‘Peso da Lei’ : PCGO prende investigados por venda ilegal de medicamentos para emagrecimento

A Polícia Civil de Goiás, por meio do Grupo Especial de Investigações Criminais (Geic) de Goiânia – 1ª DRP, com apoio operacional da Coordenadoria de Operações e Recursos Especiais (Core/GT3), deflagrou, nesta terça-feira (20), a segunda fase da Operação Peso da Lei, voltada ao combate da comercialização irregular de medicamentos voltados ao emagrecimento.

Esta etapa é um desdobramento da investigação iniciada anteriormente, que já havia resultado no cumprimento de mandados de busca e apreensão em imóveis ligados à principal investigada. Agora, foram cumpridos seis mandados de prisão temporária e 12 mandados de busca e apreensão em residências e estabelecimentos comerciais.

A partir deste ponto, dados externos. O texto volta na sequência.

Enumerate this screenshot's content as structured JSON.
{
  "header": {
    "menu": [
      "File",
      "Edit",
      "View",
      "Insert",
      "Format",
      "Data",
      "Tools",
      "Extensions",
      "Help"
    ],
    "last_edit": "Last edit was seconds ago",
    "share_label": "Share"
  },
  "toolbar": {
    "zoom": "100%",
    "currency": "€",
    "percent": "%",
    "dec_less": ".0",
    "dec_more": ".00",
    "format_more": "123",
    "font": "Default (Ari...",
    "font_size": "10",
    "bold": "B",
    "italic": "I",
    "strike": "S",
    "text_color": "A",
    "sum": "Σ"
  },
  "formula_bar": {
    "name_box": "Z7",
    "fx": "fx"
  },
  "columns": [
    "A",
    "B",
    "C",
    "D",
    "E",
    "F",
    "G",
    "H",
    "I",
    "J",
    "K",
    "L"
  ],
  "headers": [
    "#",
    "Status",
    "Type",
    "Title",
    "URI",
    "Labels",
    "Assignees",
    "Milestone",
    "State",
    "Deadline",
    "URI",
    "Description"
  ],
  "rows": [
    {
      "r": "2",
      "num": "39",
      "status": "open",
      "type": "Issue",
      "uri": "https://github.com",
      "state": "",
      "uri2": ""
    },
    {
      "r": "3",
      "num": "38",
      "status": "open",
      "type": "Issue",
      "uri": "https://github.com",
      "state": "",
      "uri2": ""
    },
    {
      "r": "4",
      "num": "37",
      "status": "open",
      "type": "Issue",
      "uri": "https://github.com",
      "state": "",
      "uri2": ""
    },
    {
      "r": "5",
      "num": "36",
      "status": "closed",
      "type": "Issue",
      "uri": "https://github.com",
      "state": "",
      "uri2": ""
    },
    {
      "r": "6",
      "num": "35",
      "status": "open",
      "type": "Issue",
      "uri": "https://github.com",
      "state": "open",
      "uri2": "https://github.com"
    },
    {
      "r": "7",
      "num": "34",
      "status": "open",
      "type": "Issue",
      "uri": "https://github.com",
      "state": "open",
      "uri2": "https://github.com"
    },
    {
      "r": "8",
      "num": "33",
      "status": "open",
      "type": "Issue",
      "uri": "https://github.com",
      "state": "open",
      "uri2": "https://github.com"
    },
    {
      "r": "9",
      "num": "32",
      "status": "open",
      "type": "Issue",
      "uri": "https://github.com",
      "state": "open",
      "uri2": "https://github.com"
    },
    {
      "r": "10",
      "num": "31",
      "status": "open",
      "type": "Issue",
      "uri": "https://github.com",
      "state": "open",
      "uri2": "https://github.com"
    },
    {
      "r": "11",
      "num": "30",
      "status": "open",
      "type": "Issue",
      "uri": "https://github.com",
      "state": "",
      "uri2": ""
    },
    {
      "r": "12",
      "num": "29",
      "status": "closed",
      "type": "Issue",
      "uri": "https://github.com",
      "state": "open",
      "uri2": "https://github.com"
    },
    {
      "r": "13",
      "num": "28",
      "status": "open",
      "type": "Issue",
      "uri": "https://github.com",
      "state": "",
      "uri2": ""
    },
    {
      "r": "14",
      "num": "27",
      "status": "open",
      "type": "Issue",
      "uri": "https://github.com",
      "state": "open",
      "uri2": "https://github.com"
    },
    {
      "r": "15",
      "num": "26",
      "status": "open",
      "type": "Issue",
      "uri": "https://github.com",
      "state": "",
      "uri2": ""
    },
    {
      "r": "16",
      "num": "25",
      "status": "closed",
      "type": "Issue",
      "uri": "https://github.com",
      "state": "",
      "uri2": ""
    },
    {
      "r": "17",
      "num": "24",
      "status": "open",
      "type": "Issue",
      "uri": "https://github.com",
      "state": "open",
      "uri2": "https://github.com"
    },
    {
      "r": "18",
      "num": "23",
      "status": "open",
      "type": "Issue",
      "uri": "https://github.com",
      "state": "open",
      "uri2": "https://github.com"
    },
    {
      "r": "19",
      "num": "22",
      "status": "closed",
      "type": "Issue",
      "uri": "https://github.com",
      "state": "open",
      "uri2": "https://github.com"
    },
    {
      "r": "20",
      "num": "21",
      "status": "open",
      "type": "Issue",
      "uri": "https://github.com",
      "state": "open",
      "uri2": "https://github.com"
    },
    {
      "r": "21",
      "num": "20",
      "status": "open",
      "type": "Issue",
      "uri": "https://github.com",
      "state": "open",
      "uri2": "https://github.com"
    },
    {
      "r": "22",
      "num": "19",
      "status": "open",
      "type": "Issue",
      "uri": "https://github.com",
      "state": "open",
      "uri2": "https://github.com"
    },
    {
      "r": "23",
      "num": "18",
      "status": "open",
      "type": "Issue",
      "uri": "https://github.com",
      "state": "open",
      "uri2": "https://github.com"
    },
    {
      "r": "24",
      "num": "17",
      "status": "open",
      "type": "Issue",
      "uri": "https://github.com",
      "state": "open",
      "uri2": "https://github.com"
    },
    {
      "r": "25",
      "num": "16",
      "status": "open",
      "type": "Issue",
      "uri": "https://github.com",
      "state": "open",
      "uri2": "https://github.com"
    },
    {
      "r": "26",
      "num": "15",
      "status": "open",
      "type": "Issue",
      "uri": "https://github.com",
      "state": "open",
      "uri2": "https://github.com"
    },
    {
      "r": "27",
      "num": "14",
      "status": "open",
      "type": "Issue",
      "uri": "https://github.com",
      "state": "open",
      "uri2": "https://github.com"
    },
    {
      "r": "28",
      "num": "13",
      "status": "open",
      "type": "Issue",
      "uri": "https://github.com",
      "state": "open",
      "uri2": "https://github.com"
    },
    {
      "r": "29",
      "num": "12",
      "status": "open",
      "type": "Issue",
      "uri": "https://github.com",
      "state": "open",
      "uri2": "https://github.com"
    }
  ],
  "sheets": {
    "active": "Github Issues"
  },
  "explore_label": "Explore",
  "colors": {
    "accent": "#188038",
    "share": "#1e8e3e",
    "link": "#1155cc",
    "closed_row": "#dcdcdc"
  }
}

Durante a operação, foram apreendidos diversos medicamentos para emagrecimento de aplicação subcutânea, caixas e etiquetas utilizadas no acondicionamento dos produtos, milhares de bulas, valores em espécie, uma arma de fogo, medicamentos de uso controlado, inclusive medicamentos abortivos cuja venda é proibida no Brasil, além de celulares, equipamentos eletrônicos, uma máquina para produção de comprimidos, carimbos médicos e atestados.

As equipes da PCGO também localizaram uma estufa utilizada para o cultivo de entorpecentes e, em uma das residências, identificaram um laboratório clandestino para produção de drogas sintéticas. Uma farmácia foi interditada pela Vigilância Sanitária Municipal, em razão de irregularidades constatadas no local.

A partir da análise dos dados extraídos do celular da principal suspeita, foi possível dimensionar a verdadeira extensão da atividade criminosa. Constatou-se que a aquisição e distribuição dos medicamentos irregulares ultrapassavam os limites do estado de Goiás, caracterizando uma operação com ramificações interestaduais. Também foram identificados indícios de elevada movimentação financeira ilícita e de uma rede criminosa estruturada, envolvendo diversos outros investigados.

Os presos deverão responder pelos crimes de falsificação, corrupção, adulteração ou alteração de produto destinado a fins terapêuticos ou medicinais. Além das prisões temporárias, duas pessoas foram presas em flagrante pelo crimes de tráfico de drogas.